Is Overhead Watering Your Garden Bad For Your Plants?

The best time to decide how to water your garden is before the hottest summer days arrive. There are so many irrigation options from which to choose: a hose-end sprayer, drip irrigation, and even several DIY options. When it comes to overhead watering, all you need is an outdoor faucet, a hose, and your choice of tool, but is this option causing more harm than good? Overhead watering can cause the spread of fungal issues, physical damage, and uneven watering in some situations. 
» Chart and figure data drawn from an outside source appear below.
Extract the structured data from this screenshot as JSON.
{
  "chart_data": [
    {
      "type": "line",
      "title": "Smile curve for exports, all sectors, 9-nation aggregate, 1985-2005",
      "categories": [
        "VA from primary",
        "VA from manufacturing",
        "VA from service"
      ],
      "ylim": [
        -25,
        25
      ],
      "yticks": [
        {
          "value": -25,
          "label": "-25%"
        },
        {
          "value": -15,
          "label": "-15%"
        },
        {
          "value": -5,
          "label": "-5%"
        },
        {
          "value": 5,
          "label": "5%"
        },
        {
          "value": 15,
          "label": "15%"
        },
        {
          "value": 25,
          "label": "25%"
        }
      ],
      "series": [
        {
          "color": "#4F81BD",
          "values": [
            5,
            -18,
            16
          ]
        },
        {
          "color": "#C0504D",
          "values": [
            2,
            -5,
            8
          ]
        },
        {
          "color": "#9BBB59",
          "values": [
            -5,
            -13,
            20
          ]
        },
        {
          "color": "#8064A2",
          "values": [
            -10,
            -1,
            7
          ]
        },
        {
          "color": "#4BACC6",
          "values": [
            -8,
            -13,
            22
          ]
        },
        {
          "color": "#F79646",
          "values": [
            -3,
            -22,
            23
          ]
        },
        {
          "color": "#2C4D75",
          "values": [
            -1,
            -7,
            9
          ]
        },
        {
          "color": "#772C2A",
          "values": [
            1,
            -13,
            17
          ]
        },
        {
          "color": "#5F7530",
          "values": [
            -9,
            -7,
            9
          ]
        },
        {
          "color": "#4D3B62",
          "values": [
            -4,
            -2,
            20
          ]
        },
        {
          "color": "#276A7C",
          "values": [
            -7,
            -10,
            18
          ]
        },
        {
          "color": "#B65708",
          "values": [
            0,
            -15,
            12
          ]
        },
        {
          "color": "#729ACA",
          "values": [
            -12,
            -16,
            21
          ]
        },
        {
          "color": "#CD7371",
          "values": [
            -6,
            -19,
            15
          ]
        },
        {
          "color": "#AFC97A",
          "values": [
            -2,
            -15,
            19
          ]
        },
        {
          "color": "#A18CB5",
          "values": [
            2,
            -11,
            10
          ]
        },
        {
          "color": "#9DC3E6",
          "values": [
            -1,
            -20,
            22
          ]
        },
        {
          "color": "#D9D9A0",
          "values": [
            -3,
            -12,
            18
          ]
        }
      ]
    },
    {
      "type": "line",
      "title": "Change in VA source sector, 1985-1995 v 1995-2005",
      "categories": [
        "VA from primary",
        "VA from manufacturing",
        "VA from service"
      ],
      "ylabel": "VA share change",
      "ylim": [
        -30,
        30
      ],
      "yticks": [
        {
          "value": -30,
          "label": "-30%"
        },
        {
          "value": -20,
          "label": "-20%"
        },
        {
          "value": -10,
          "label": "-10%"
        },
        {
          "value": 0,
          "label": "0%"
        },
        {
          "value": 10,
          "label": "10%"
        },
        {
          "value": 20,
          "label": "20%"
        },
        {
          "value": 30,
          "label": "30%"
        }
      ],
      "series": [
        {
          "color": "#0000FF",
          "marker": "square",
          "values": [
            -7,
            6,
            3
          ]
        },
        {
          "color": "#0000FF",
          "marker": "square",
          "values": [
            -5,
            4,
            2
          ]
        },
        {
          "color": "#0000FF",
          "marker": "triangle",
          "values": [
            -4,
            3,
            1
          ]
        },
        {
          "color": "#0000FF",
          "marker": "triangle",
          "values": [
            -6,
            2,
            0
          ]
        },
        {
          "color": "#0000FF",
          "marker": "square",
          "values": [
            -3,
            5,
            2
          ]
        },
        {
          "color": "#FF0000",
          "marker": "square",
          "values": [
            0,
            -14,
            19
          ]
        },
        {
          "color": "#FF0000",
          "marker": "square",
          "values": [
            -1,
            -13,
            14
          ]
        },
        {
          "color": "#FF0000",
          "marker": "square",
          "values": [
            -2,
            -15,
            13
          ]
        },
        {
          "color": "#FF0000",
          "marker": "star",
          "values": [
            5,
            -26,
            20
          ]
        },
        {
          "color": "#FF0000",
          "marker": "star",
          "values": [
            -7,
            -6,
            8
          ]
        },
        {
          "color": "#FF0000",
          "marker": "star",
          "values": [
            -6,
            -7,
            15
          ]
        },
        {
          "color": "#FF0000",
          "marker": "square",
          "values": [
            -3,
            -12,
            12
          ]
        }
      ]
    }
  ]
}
This irrigation practice involves watering from above and wetting the entire plant instead of applying moisture directly to the soil. One method is using a hose-end sprayer for containers, and very small raised beds, but those with more than a few planters may want something that can cover a larger area. Overhead sprinklers are a popular option because they are inexpensive and range in size that cover a few square feet to over 2,000 square feet. Connected sprinkler systems are also available if you want to make a more significant investment in your garden. However, before you spend money on an overhead watering system, it's important to be aware of all the issues it can cause.


There are many factors that determine the amount of moisture that is lost to evaporation from overhead watering. The kind of system you use, heat, humidity, and wind are just a few variables that impact how much water your plants actually receive using this method. On a hot, dry, windy day in July, significantly more water will evaporate before soaking into the ground than on a cool spring morning. While the amount will change based on environmental factors, what does not change is that some degree of evaporation will occur. That is not great for your water bill. More importantly, this extra demand is environmentally harmful in areas experiencing drought conditions.

We have discussed the causes of evaporation, but how does that affect your plants? As water comes down from overhead and evaporates before reaching the ground, it's difficult to ensure enough water is soaking deeply into the soil where it can be accessed by plant roots. Even if you run your sprinkler long enough to make puddles in your garden, it takes a while for it to be absorbed into the ground. When too much water evaporates from the surface due to hot, dry weather, it may not reach your plant's roots, causing leaves and fruits to dry out.

Physical damage

Water pressure is an important factor in preventing damage to your plants. This is a particular concern with young seedlings whose stems can easily be broken by a heavy stream of water, but any plant can be damaged by too much water pressure. If you are using a hose-end sprayer, avoid settings like "jet" and select the "shower" option instead. The jet setting is great for cleaning off your patio furniture, but unless you want to remove all the petals off your flowers at once, it's best to select a gentle spray.

Overhead sprinklers placed too close to plants can also do a lot of damage. Since these overhead watering options are made specifically to spread water over a large distance, it makes sense that the water pressure at the exit point will be strong. Try to place your sprinkler a few feet from plants on either side. Another option is to use a setting that does not go all the way to the ground, keeping the water pressure from hitting plants directly.

Inconsistency and fungal issues

Unlike a soaker hose or similar system, overhead watering makes it difficult for all your plants to receive a consistent amount of water. Overhead sprinklers provide more water to the plants closest to the distribution area. The further moisture has to travel, the more likely it will evaporate. Many sprinklers also function in a way that the water is more concentrated when it is disbursed and spreads out as it moves back and forth. This makes for a pretty display, and it's super fun for playing, but it does not water plants evenly. The plants in the back of your garden may not get enough water, while those closest to your overhead system may get too much. 

Another big challenge in the garden is dealing with fungal issues on plants. One of the most common problems in garden plants is blight on tomatoes caused by fungal spores in the soil. As water hits the soil's surface, those spores splash onto lower leaves. If you do not remove those affected parts immediately, the disease spreads through the plant, affecting leaves and fruits. Of course, you can not stop water from above entirely since that's where rain comes from, but overhead watering can speed up the spread of blight. Keeping a few inches of mulch on the soil around tomatoes can help reduce the occurrence of blight considerably.